Friday, September 3, 2010

Could eBooks Save Millions for Education? (Part 1)

In a previous article, I mentioned that I was doing an interim study to look at potential cost savings by jumping out of the 20th century and into the 21st century and taking a serious look at electronic books as a potential replacement for old-fashioned hardback, traditional textbooks. A few months ago, I was introduced to a pretty neat little gadget called a “Kindle” produced by Amazon. A Kindle is a very small, electronic book that has the capacity to store the same information that could be found in 3,500 hardback books. Having spent 13 years in a high school classroom, I know full well what a box of books weigh because I have unloaded many of them. I also know that the cost for that very basic teaching tool continues to escalate. After seeing a Kindle and holding it in my hands and flipping through the pages, I thought “wow, this little electronic tool could revolutionize the way we teach children and could dramatically reduce costs”.

Now, let’s take a look at some possible numbers. Again, this is an interim study and these are just estimates. You take 654,540 common education students statewide (K-12), many of those students have six subjects per day and six books per child. I do not have to extrapolate that figure to see how many textbooks that is. It’s a bunch! Without getting specific, you can just do some common cowboy math and figure out that it is a lot of truck loads of books. I don’t know what it costs to haul a truck load of books but it is not cheap. If you figure a Kindle probably weighs a couple of pounds or less and then you take six copies of almost any book you choose and compare that, I think it would be easy to see that freight alone gets pretty pricey. Also consider the fact that people make lots of money writing the content for textbooks. That probably would not change. It still takes learned individuals to write these. The difference is the cost savings of hauling untold truckloads of hard books versus little compact devices that can hold 3,500 books. There has got to be a savings there just in freight.

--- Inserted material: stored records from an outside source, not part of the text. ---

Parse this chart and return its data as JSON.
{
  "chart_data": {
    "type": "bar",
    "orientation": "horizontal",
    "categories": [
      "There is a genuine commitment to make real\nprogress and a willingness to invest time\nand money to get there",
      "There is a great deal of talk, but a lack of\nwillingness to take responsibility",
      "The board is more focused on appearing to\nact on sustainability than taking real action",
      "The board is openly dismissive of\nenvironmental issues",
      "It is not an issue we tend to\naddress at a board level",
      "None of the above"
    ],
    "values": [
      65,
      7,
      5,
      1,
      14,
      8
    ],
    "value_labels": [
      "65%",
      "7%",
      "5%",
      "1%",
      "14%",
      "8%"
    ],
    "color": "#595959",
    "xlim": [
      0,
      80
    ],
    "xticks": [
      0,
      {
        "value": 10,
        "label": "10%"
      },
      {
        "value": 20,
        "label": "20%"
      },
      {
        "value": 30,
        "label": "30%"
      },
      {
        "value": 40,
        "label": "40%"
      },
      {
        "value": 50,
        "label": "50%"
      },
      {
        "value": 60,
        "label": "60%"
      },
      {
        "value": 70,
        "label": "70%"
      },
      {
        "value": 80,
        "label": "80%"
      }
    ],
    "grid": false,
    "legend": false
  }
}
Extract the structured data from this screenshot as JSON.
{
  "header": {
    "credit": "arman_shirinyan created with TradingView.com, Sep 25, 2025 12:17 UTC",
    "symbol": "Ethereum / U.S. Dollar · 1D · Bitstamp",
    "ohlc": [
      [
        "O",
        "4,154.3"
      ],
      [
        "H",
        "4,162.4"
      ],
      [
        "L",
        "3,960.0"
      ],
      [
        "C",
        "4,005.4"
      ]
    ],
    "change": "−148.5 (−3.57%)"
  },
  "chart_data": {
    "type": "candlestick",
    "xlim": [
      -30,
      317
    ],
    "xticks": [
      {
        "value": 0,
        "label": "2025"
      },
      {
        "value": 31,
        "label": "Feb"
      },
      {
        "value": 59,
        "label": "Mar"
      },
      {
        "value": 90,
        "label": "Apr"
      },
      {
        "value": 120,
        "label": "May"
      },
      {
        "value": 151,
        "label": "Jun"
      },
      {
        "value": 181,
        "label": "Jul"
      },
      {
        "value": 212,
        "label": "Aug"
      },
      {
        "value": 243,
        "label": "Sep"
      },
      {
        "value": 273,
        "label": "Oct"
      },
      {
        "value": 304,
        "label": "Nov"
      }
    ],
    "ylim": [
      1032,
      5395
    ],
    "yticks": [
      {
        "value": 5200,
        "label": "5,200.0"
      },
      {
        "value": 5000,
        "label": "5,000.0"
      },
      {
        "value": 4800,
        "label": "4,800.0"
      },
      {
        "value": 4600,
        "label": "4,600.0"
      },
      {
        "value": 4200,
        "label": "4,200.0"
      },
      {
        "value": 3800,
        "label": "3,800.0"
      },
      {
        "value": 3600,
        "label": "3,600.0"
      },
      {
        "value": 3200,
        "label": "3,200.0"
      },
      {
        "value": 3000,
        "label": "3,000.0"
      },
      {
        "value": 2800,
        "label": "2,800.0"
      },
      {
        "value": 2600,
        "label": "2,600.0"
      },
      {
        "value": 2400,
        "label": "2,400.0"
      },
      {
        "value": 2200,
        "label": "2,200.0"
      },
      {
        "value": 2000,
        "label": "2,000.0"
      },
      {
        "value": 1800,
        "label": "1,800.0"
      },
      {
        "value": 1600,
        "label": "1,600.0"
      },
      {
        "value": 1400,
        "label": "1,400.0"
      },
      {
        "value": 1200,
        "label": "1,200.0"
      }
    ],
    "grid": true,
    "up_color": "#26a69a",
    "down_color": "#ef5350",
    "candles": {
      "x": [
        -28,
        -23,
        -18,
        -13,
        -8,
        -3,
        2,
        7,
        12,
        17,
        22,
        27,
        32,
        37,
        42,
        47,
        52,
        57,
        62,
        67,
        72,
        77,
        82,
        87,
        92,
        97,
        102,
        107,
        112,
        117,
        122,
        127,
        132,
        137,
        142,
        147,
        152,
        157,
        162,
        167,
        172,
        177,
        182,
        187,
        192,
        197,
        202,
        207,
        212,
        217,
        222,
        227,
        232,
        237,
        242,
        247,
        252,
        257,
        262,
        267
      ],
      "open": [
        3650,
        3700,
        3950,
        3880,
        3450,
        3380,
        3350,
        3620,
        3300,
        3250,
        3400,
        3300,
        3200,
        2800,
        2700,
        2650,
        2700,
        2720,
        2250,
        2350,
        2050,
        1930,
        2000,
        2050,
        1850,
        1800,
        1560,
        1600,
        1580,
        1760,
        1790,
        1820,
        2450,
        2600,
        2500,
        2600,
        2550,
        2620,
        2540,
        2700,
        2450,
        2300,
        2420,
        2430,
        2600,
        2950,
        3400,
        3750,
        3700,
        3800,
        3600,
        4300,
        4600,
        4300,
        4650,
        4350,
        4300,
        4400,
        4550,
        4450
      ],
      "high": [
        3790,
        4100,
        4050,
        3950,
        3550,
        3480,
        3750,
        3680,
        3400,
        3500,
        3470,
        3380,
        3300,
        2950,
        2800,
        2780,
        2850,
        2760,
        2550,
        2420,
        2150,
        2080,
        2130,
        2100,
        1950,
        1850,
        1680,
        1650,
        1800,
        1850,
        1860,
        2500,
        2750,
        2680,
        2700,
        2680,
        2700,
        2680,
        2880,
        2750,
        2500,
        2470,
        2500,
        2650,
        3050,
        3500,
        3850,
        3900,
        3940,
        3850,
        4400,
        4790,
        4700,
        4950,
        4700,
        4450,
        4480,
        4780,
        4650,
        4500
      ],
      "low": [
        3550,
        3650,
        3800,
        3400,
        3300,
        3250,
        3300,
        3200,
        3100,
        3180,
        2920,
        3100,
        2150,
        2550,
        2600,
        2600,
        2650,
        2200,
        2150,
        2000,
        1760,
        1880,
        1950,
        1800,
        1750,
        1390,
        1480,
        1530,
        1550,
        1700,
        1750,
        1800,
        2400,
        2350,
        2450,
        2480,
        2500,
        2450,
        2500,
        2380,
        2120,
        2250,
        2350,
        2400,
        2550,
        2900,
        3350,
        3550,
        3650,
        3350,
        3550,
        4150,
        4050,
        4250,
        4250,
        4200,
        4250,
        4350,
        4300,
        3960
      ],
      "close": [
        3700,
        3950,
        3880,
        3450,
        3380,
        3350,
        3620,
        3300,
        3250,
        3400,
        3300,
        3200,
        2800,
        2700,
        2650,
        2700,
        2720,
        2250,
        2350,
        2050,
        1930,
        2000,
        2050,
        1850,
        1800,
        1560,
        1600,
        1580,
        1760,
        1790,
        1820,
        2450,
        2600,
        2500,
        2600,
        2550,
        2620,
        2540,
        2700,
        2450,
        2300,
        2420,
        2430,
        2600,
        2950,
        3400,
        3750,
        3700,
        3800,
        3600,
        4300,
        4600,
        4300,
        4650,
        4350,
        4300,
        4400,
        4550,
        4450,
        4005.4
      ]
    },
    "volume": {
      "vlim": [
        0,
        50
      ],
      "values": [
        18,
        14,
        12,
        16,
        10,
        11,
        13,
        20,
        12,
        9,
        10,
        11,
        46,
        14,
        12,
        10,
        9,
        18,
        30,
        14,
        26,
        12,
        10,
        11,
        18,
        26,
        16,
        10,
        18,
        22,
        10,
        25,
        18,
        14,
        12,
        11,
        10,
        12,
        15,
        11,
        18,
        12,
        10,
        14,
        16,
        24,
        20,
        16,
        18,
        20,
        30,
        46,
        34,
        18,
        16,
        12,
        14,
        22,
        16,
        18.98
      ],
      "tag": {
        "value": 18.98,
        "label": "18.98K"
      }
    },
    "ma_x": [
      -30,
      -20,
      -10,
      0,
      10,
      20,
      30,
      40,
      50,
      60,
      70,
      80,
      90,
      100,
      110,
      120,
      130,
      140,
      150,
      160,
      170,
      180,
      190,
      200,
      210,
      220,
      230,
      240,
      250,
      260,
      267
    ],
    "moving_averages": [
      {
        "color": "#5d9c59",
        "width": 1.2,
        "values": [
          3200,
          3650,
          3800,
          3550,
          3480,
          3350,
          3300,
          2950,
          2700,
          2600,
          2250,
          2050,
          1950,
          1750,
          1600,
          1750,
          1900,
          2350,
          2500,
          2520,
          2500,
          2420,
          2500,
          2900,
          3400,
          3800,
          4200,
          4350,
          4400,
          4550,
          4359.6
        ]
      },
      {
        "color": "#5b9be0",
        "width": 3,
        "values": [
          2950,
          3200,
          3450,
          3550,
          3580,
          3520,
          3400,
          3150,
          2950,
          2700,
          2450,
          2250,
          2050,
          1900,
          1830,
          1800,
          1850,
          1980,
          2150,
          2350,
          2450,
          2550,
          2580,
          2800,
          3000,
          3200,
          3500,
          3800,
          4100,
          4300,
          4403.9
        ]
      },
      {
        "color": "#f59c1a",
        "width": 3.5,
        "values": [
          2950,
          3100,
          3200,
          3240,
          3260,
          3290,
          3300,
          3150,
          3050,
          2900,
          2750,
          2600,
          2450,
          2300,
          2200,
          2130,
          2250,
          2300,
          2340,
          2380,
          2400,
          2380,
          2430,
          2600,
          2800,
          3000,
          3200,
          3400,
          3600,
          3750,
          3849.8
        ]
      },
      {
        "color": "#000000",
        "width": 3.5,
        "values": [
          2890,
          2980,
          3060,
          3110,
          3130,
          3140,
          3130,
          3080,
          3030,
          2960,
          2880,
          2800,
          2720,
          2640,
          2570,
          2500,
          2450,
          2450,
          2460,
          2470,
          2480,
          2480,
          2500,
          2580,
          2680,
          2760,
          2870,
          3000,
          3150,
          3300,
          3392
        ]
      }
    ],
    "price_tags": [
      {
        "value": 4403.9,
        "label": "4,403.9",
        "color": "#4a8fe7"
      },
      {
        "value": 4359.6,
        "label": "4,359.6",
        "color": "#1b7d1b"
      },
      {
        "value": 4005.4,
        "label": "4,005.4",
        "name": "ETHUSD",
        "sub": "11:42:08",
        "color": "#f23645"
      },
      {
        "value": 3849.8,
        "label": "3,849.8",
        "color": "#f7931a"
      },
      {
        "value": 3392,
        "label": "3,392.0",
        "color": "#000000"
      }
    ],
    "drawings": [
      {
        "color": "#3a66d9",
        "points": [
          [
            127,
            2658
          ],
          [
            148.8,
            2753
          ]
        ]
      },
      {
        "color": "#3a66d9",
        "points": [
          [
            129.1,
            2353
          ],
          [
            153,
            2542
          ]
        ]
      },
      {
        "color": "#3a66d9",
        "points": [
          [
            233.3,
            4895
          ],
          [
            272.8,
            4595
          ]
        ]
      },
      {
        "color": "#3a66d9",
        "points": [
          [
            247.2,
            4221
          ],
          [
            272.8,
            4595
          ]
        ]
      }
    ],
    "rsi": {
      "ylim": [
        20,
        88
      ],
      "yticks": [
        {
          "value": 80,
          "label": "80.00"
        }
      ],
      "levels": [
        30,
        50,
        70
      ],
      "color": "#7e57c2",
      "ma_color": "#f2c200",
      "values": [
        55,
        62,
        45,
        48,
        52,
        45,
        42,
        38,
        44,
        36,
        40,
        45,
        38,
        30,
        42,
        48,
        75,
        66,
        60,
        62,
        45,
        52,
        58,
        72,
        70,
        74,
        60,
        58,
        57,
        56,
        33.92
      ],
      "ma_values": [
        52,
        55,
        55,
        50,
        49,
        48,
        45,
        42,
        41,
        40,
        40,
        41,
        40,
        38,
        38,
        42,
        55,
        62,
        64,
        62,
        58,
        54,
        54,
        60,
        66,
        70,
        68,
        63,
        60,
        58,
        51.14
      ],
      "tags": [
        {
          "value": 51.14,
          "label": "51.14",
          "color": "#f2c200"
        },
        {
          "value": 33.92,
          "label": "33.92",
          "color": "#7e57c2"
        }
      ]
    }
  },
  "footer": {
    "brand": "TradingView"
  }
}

Before you think that I own stock in the Kindle Company, I am not stuck on the Kindle as the only option. Although one can be had by an individual for less than 150 dollars, I am sure that there could be a tremendous savings if bought in bulk by a large school system. There may be other brands out there that can do the same thing. If you step up your expenditure, you can go to the Apple iPad which shows illustrations and graphs. To my knowledge, the Kindle is just black and white. One of the questions I have had posed is “what do you do about color?” There might be a device that will do that and Kindle may even have the technology now, I’m not sure. If they don’t, there are some other products from other companies like Barnes and Noble that has a device called the “Nook” and Sony also has the “Reader” that might fit the bill. With the cost of education ever-increasing, we have to figure out if there is a way to carry out the mission of educating our kids with less dollars. It is called efficiency and businesses have to find better ways to be efficient all the time, or they don’t survive. I think it’s only fair that education look at some of these potential efficiencies and see if there is a way to get the job done on less.